Energy Secretary and former Texas Governor Rick Perry wants an investigation into the elections — but not the one that helped get him his current job.
Perry said Bobby Brooks, the first openly gay student body president elected to Texas A&M University, won unfairly after his opponent was disqualified.
The Republican additionally suggests in a Houston Chronicle op-ed that the school fixed the election so Brooks could win because he is gay.
“Now, Brooks' presidency is being treated as a victory for ‘diversity,’” Perry writes. “It is difficult to escape the perception that this quest for ‘diversity’ is the real reason the election outcome was overturned. Does the principle of ‘diversity’ override and supersede all other values of our Aggie Honor Code?”
Perry goes on to indicate that the loser, Robert McIntosh, was unfairly disqualified from the race because accusation of voter intimidation, as well as for not providing receipts for glow sticks used in a campaign video.
McIntosh is the son of a prominent Dallas-based Republican donor, according to the Washington Post.
The punch line? He notes that while McIntosh won the popular vote, Brooks eventually became president — echoing the election of his boss, President Trump, who won the Electoral College but lost the popular vote to Hillary Clinton.
“Brooks did not win the election,” the three-term governor writes. “He finished second by more than 750 votes to one Mr. Robert McIntosh.”
Perry’s calls for a deeper investigation to the school election comes as the one that put Trump in office comes under a federal probe.
FBI Director James Comey said Monday that the bureau was investigating whether members of the Trump campaign colluded with Russia to influence the 2016 election.
Perry ran for president before dropping out of the race in September 2015. He was later named Trump’s nominee for Energy Secretary — a department he once suggested eliminating all together — and was confirmed by the Senate in February.
In the op-ed, Perry notes that McIntosh was first tossed out of the race after polls closed for voter intimidation — a charge he alleges was made by anonymous sources who supported Brooks.
The voter intimidation charge was tossed out on appeal, but McIntosh was also accused of not providing receipts for the glow sticks, which Perry says the student got for participating in a charity event before the election happened. His opponents didn’t provide receipts either, Perry asserts, but weren’t punished the same way.
Perry in one racy paragraph makes a plea to current and former students — nicknamed Aggies — to re-examine the case.
“How would they act and feel if the victim was different? What if McIntosh had been a minority student instead of a white male? What if Brooks had been the candidate disqualified? Would the administration and the student body have allowed the first gay student body president to be voided for using charity glow sticks? Would the student body have allowed a black student body president to be disqualified on anonymous charges of voter intimidation?” Perry writes.

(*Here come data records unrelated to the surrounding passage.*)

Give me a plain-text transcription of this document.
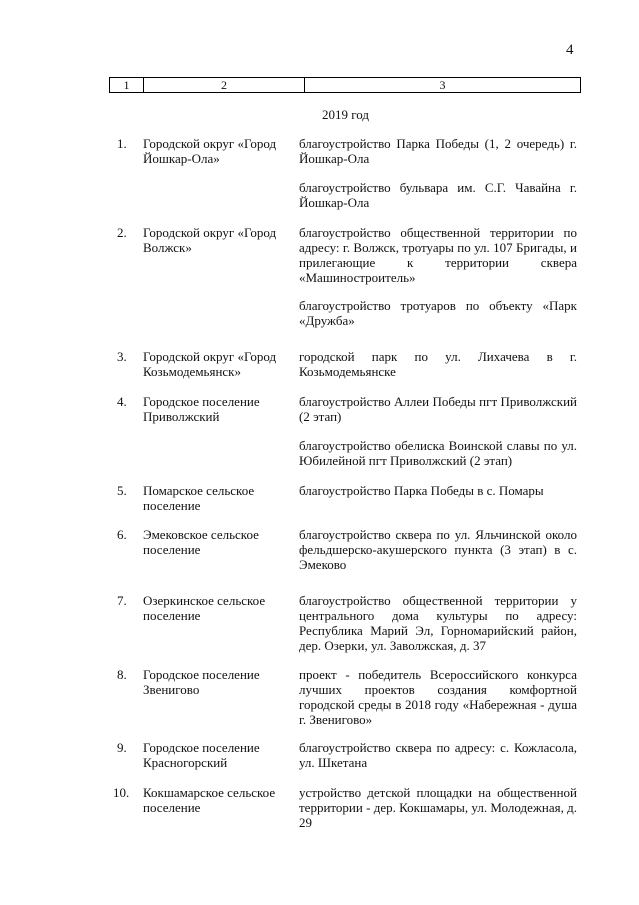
4
1	2	3
2019 год
1. Городской округ «Город Йошкар-Ола»
благоустройство Парка Победы (1, 2 очередь) г. Йошкар-Ола
благоустройство бульвара им. С.Г. Чавайна г. Йошкар-Ола
2. Городской округ «Город Волжск»
благоустройство общественной территории по адресу: г. Волжск, тротуары по ул. 107 Бригады, и прилегающие к территории сквера «Машиностроитель»
благоустройство тротуаров по объекту «Парк «Дружба»
3. Городской округ «Город Козьмодемьянск»
городской парк по ул. Лихачева в г. Козьмодемьянске
4. Городское поселение Приволжский
благоустройство Аллеи Победы пгт Приволжский (2 этап)
благоустройство обелиска Воинской славы по ул. Юбилейной пгт Приволжский (2 этап)
5. Помарское сельское поселение
благоустройство Парка Победы в с. Помары
6. Эмековское сельское поселение
благоустройство сквера по ул. Яльчинской около фельдшерско-акушерского пункта (3 этап) в с. Эмеково
7. Озеркинское сельское поселение
благоустройство общественной территории у центрального дома культуры по адресу: Республика Марий Эл, Горномарийский район, дер. Озерки, ул. Заволжская, д. 37
8. Городское поселение Звенигово
проект - победитель Всероссийского конкурса лучших проектов создания комфортной городской среды в 2018 году «Набережная - душа г. Звенигово»
9. Городское поселение Красногорский
благоустройство сквера по адресу: с. Кожласола, ул. Шкетана
10. Кокшамарское сельское поселение
устройство детской площадки на общественной территории - дер. Кокшамары, ул. Молодежная, д. 29
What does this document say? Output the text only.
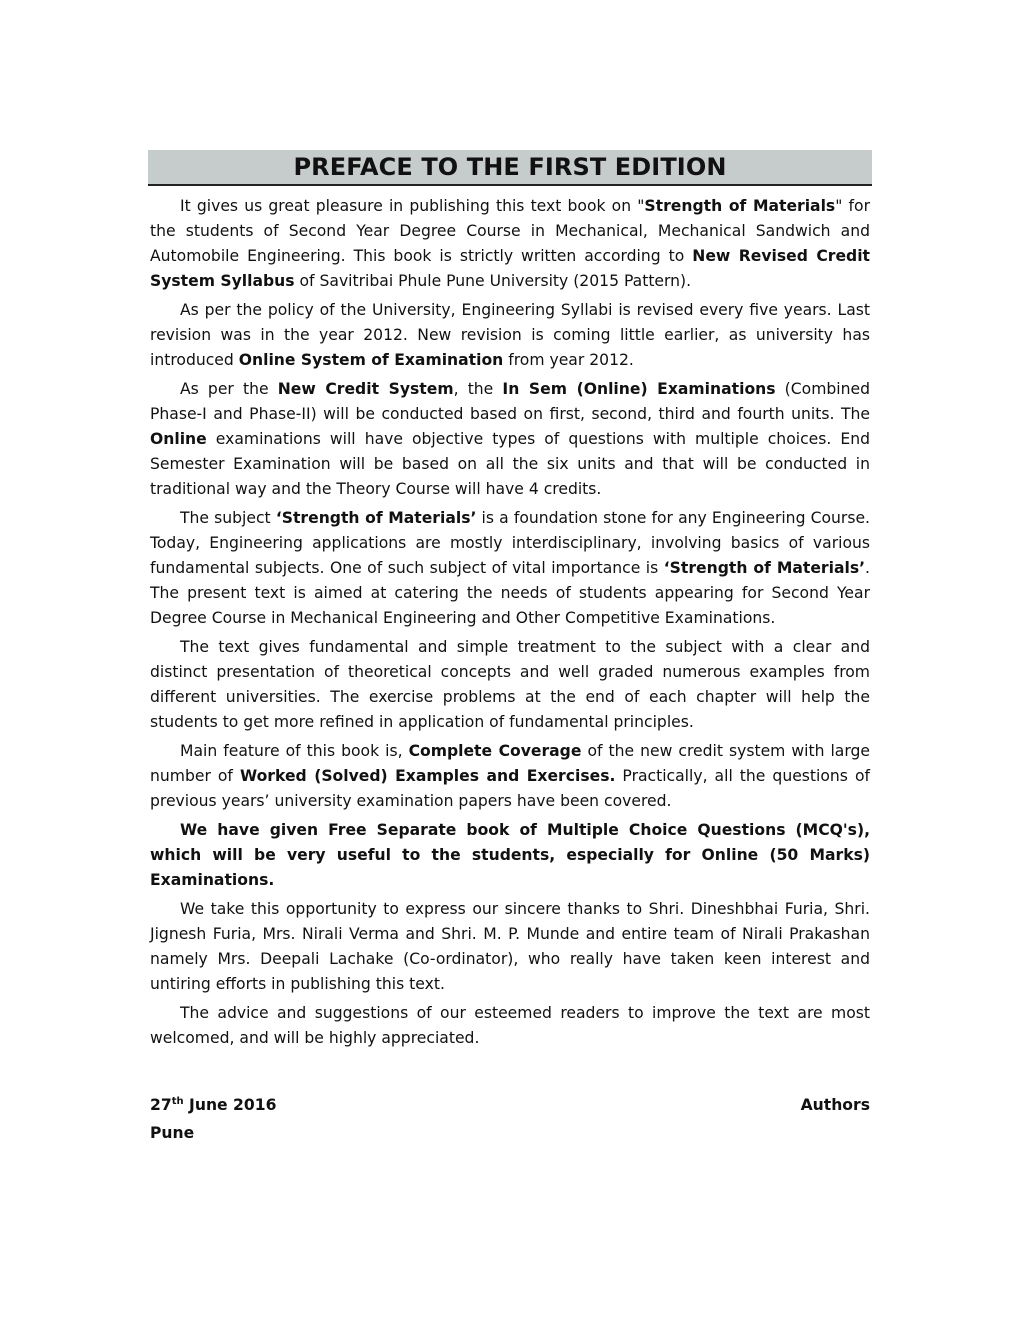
PREFACE TO THE FIRST EDITION

It gives us great pleasure in publishing this text book on "Strength of Materials" for the students of Second Year Degree Course in Mechanical, Mechanical Sandwich and Automobile Engineering. This book is strictly written according to New Revised Credit System Syllabus of Savitribai Phule Pune University (2015 Pattern).

As per the policy of the University, Engineering Syllabi is revised every five years. Last revision was in the year 2012. New revision is coming little earlier, as university has introduced Online System of Examination from year 2012.

As per the New Credit System, the In Sem (Online) Examinations (Combined Phase-I and Phase-II) will be conducted based on first, second, third and fourth units. The Online examinations will have objective types of questions with multiple choices. End Semester Examination will be based on all the six units and that will be conducted in traditional way and the Theory Course will have 4 credits.

The subject ‘Strength of Materials’ is a foundation stone for any Engineering Course. Today, Engineering applications are mostly interdisciplinary, involving basics of various fundamental subjects. One of such subject of vital importance is ‘Strength of Materials’. The present text is aimed at catering the needs of students appearing for Second Year Degree Course in Mechanical Engineering and Other Competitive Examinations.

The text gives fundamental and simple treatment to the subject with a clear and distinct presentation of theoretical concepts and well graded numerous examples from different universities. The exercise problems at the end of each chapter will help the students to get more refined in application of fundamental principles.

Main feature of this book is, Complete Coverage of the new credit system with large number of Worked (Solved) Examples and Exercises. Practically, all the questions of previous years’ university examination papers have been covered.

We have given Free Separate book of Multiple Choice Questions (MCQ's), which will be very useful to the students, especially for Online (50 Marks) Examinations.

We take this opportunity to express our sincere thanks to Shri. Dineshbhai Furia, Shri. Jignesh Furia, Mrs. Nirali Verma and Shri. M. P. Munde and entire team of Nirali Prakashan namely Mrs. Deepali Lachake (Co-ordinator), who really have taken keen interest and untiring efforts in publishing this text.

The advice and suggestions of our esteemed readers to improve the text are most welcomed, and will be highly appreciated.

27th June 2016	Authors
Pune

Perry, who graduated from the Texas A&M in 1972, suggests the school should be diverse but not do it in what he claims is an unfair manner.
“The quality of diversity on a campus depends on fair treatment, rather than preferred outcomes or engineered results,” he said. “McIntosh's treatment suggests that A&M is choosing preferred outcomes over equal treatment: that the ends justify the means, and that not every student is deserving of the same treatment.”